Download or read book Hidden Markov Models written by Przemyslaw Dymarski and published by IntechOpen. This book was released on 2011-04-19 with total page 328 pages. Available in PDF, EPUB and Kindle. Book excerpt: Hidden Markov Models (HMMs), although known for decades, have made a big career nowadays and are still in state of development. This book presents theoretical issues and a variety of HMMs applications in speech recognition and synthesis, medicine, neurosciences, computational biology, bioinformatics, seismology, environment protection and engineering. I hope that the reader will find this book useful and helpful for their own research.

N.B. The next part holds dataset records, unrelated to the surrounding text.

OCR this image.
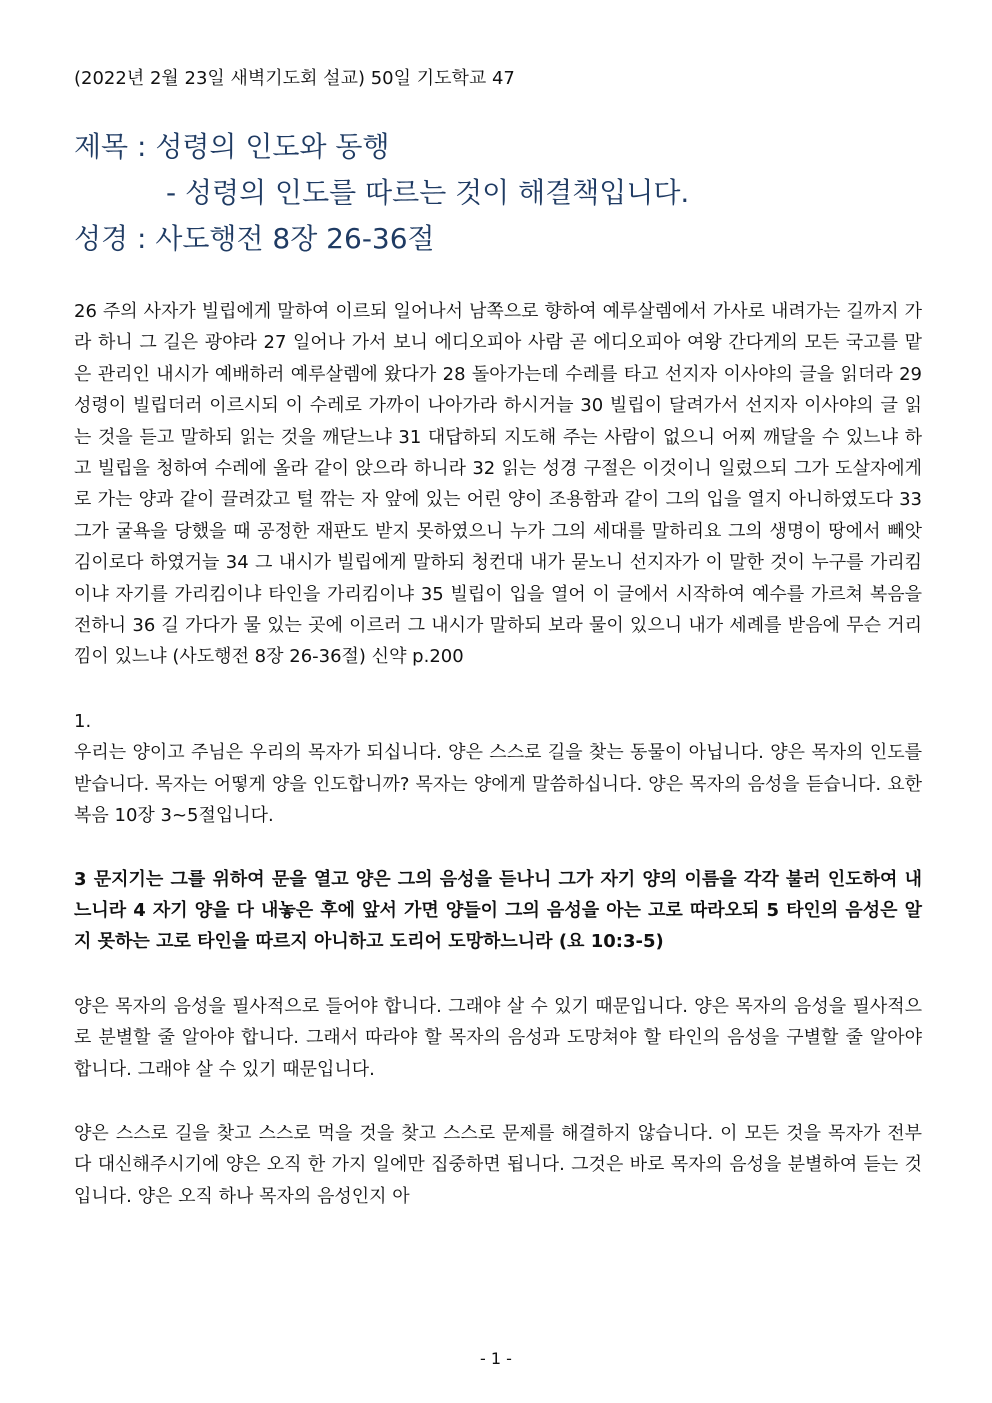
(2022년 2월 23일 새벽기도회 설교) 50일 기도학교 47

제목 : 성령의 인도와 동행
- 성령의 인도를 따르는 것이 해결책입니다.
성경 : 사도행전 8장 26-36절

26 주의 사자가 빌립에게 말하여 이르되 일어나서 남쪽으로 향하여 예루살렘에서 가사로 내려가는 길까지 가라 하니 그 길은 광야라 27 일어나 가서 보니 에디오피아 사람 곧 에디오피아 여왕 간다게의 모든 국고를 맡은 관리인 내시가 예배하러 예루살렘에 왔다가 28 돌아가는데 수레를 타고 선지자 이사야의 글을 읽더라 29 성령이 빌립더러 이르시되 이 수레로 가까이 나아가라 하시거늘 30 빌립이 달려가서 선지자 이사야의 글 읽는 것을 듣고 말하되 읽는 것을 깨닫느냐 31 대답하되 지도해 주는 사람이 없으니 어찌 깨달을 수 있느냐 하고 빌립을 청하여 수레에 올라 같이 앉으라 하니라 32 읽는 성경 구절은 이것이니 일렀으되 그가 도살자에게로 가는 양과 같이 끌려갔고 털 깎는 자 앞에 있는 어린 양이 조용함과 같이 그의 입을 열지 아니하였도다 33 그가 굴욕을 당했을 때 공정한 재판도 받지 못하였으니 누가 그의 세대를 말하리요 그의 생명이 땅에서 빼앗김이로다 하였거늘 34 그 내시가 빌립에게 말하되 청컨대 내가 묻노니 선지자가 이 말한 것이 누구를 가리킴이냐 자기를 가리킴이냐 타인을 가리킴이냐 35 빌립이 입을 열어 이 글에서 시작하여 예수를 가르쳐 복음을 전하니 36 길 가다가 물 있는 곳에 이르러 그 내시가 말하되 보라 물이 있으니 내가 세례를 받음에 무슨 거리낌이 있느냐 (사도행전 8장 26-36절) 신약 p.200

1.

우리는 양이고 주님은 우리의 목자가 되십니다. 양은 스스로 길을 찾는 동물이 아닙니다. 양은 목자의 인도를 받습니다. 목자는 어떻게 양을 인도합니까? 목자는 양에게 말씀하십니다. 양은 목자의 음성을 듣습니다. 요한복음 10장 3~5절입니다.

3 문지기는 그를 위하여 문을 열고 양은 그의 음성을 듣나니 그가 자기 양의 이름을 각각 불러 인도하여 내느니라 4 자기 양을 다 내놓은 후에 앞서 가면 양들이 그의 음성을 아는 고로 따라오되 5 타인의 음성은 알지 못하는 고로 타인을 따르지 아니하고 도리어 도망하느니라 (요 10:3-5)

양은 목자의 음성을 필사적으로 들어야 합니다. 그래야 살 수 있기 때문입니다. 양은 목자의 음성을 필사적으로 분별할 줄 알아야 합니다. 그래서 따라야 할 목자의 음성과 도망쳐야 할 타인의 음성을 구별할 줄 알아야 합니다. 그래야 살 수 있기 때문입니다.

양은 스스로 길을 찾고 스스로 먹을 것을 찾고 스스로 문제를 해결하지 않습니다. 이 모든 것을 목자가 전부 다 대신해주시기에 양은 오직 한 가지 일에만 집중하면 됩니다. 그것은 바로 목자의 음성을 분별하여 듣는 것입니다. 양은 오직 하나 목자의 음성인지 아

- 1 -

Book Introduction to Hidden Semi Markov Models

Download or read book Introduction to Hidden Semi Markov Models written by John Van der Hoek and published by Cambridge University Press. This book was released on 2018 with total page 185 pages. Available in PDF, EPUB and Kindle. Book excerpt: Markov chains and hidden Markov chains have applications in many areas of engineering and genomics. This book provides a basic introduction to the subject by first developing the theory of Markov processes in an elementary discrete time, finite state framework suitable for senior undergraduates and graduates. The authors then introduce semi-Markov chains and hidden semi-Markov chains, before developing related estimation and filtering results. Genomics applications are modelled by discrete observations of these hidden semi-Markov chains. This book contains new results and previously unpublished material not available elsewhere. The approach is rigorous and focused on applications

Book Inference in Hidden Markov Models

Download or read book Inference in Hidden Markov Models written by Olivier Cappé and published by Springer Science & Business Media. This book was released on 2006-04-12 with total page 656 pages. Available in PDF, EPUB and Kindle. Book excerpt: This book is a comprehensive treatment of inference for hidden Markov models, including both algorithms and statistical theory. Topics range from filtering and smoothing of the hidden Markov chain to parameter estimation, Bayesian methods and estimation of the number of states. In a unified way the book covers both models with finite state spaces and models with continuous state spaces (also called state-space models) requiring approximate simulation-based algorithms that are also described in detail. Many examples illustrate the algorithms and theory. This book builds on recent developments to present a self-contained view.